In doing so it has presented the voters with a clear choice which, for those without young families or earning above the income limits, will mean deciding whether to take the tax cut or give the benefit to children of the less well off.
Labour has also neatly blunted National's intention to cast the tax cuts next year as an act of social conscience.
The cuts announced in the Budget will be delivered by raising the thresholds of the lower tax rates, leaving the top rate unchanged.
While that will disproportionately favour the lower paid, it will benefit all income taxpayers since all have some of their income taxed at the lower rates.
Since the Budget, National has not made too much of its promised cuts. The thresholds were overdue for adjustment in line with rising incomes and the higher thresholds it has set do not match the "bracket creep" of incomes since they were last adjusted.
That means the state has been steadily taking a greater share of the wealth generated within the economy under this Government and will continue to do so.
Labour does not hold that against National, in fact Labour would make no change to the rate of bracket creep, giving itself an extra $1.5 billion of revenue for election promises.
Of that money, it plans to use just over half, $890 million, to boost Working for Families tax credits.
The rest, says leader Andrew Little, will go into public services and infrastructure. Families with one child will get an additional $20-$47 a week up to an income of $75,000 annually.
Those with two children, an extra $47-$69 a week, cutting out an incomes of $90,000 and with three children, $74-$100 on incomes up to $100,000.
These benefits dwarf the $10-$20 a week that National's tax cuts would leave in the pockets of all earners.
Most people would gladly donate $10 or $20 a week to a fund that would alleviate child poverty, a subject we hear so much about.

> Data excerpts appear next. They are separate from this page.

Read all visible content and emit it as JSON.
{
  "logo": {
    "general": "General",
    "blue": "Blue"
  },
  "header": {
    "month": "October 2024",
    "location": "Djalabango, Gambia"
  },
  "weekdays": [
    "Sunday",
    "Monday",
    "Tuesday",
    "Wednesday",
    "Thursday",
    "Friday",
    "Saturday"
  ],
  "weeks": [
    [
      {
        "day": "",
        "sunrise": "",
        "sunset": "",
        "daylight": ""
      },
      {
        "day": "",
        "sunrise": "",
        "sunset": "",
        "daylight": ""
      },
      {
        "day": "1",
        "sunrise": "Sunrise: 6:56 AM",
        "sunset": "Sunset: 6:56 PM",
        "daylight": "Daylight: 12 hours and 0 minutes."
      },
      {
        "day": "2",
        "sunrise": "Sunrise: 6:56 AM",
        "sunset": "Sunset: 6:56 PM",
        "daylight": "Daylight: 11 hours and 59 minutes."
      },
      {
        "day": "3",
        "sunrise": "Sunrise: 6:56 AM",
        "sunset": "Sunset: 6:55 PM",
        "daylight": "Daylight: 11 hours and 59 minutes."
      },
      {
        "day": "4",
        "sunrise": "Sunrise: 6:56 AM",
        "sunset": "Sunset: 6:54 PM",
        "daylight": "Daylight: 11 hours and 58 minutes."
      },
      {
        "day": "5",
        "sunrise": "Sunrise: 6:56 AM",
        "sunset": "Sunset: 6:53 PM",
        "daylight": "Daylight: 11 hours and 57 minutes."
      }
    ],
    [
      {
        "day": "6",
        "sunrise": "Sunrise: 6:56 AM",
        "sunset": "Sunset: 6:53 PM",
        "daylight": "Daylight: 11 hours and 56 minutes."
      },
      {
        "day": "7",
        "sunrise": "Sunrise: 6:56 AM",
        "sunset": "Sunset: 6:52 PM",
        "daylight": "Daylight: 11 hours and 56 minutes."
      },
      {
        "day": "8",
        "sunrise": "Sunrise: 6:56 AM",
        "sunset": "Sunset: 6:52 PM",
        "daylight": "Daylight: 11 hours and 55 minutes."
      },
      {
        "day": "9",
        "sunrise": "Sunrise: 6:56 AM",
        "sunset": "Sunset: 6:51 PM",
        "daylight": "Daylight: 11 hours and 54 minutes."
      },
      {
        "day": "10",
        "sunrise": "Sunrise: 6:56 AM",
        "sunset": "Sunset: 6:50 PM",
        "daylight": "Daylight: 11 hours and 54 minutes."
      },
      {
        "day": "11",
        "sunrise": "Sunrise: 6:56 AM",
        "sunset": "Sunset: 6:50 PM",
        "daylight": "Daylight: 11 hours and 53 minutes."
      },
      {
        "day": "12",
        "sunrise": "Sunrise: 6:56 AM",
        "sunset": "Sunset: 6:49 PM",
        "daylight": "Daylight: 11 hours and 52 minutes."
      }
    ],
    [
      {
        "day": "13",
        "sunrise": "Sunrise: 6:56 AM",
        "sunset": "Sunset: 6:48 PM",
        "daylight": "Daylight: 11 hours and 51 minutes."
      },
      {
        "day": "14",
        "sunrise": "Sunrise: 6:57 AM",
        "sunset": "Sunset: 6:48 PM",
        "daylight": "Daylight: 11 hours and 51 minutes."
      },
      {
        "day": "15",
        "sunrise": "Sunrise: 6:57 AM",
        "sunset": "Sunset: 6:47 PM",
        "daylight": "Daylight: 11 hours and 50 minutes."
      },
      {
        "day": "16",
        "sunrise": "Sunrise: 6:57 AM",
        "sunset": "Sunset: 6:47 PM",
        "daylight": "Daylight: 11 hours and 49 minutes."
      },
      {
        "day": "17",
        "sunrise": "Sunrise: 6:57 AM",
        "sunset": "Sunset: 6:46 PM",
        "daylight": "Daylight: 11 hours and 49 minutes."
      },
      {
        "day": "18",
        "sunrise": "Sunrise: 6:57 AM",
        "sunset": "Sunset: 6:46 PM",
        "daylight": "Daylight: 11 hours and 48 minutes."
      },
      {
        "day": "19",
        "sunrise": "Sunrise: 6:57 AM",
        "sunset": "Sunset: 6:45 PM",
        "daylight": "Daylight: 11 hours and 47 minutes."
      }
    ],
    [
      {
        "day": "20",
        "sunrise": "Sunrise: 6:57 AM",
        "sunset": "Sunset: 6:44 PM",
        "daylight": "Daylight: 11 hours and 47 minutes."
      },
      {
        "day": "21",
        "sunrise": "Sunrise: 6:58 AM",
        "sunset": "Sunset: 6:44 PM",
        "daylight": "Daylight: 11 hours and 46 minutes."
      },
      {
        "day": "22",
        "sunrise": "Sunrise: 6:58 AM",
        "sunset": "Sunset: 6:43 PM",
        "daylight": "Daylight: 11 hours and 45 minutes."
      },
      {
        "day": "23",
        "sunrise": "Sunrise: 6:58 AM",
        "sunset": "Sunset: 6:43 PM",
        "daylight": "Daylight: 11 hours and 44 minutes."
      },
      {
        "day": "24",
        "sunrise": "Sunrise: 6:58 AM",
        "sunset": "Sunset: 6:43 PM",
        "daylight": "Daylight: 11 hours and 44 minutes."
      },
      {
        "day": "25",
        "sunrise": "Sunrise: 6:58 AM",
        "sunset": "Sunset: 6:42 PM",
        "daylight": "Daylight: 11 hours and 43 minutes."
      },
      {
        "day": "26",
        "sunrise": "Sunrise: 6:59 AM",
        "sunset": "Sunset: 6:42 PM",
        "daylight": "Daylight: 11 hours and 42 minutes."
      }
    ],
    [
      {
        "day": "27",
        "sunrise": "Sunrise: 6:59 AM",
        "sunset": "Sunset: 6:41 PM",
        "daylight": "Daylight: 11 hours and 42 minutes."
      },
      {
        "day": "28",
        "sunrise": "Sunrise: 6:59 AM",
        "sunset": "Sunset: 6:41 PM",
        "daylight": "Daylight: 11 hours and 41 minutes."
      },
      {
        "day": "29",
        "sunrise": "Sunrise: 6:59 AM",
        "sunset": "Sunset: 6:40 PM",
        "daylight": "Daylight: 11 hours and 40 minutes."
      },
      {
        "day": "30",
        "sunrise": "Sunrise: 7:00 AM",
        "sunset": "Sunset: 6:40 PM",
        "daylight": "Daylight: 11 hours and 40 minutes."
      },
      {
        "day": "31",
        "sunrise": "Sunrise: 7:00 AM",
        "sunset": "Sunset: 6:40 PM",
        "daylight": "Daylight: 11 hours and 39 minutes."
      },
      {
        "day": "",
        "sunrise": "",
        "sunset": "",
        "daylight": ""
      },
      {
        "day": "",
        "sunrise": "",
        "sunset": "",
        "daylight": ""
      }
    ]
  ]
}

They might wish Labour intended to direct all of that money to poor households rather than retain so much for largely unspecified "public services and infrastructure".
Labour does not claim its "Best Start" package will finally lift all children above the poverty line so why is it not putting all the bracket creep revenue to that purpose?
Even within the Best Start package, some of the money is to be wasted on a payment of $60 a week for all children, regardless of family income, in their first year of life.
Like paid parental leave, this money is effectively wasted on households that can well afford to have children.
Likewise for a winter heating subsidy, $140 a month, Labour is promising to all superannuitants as well as other beneficiaries.
It is worthwhile redistributing income to those who do not have enough but when it is "redistributed" back to self-supporting taxpayers it is worse than pointless, it is costing money to collect and return. Labour should collect no more than necessary.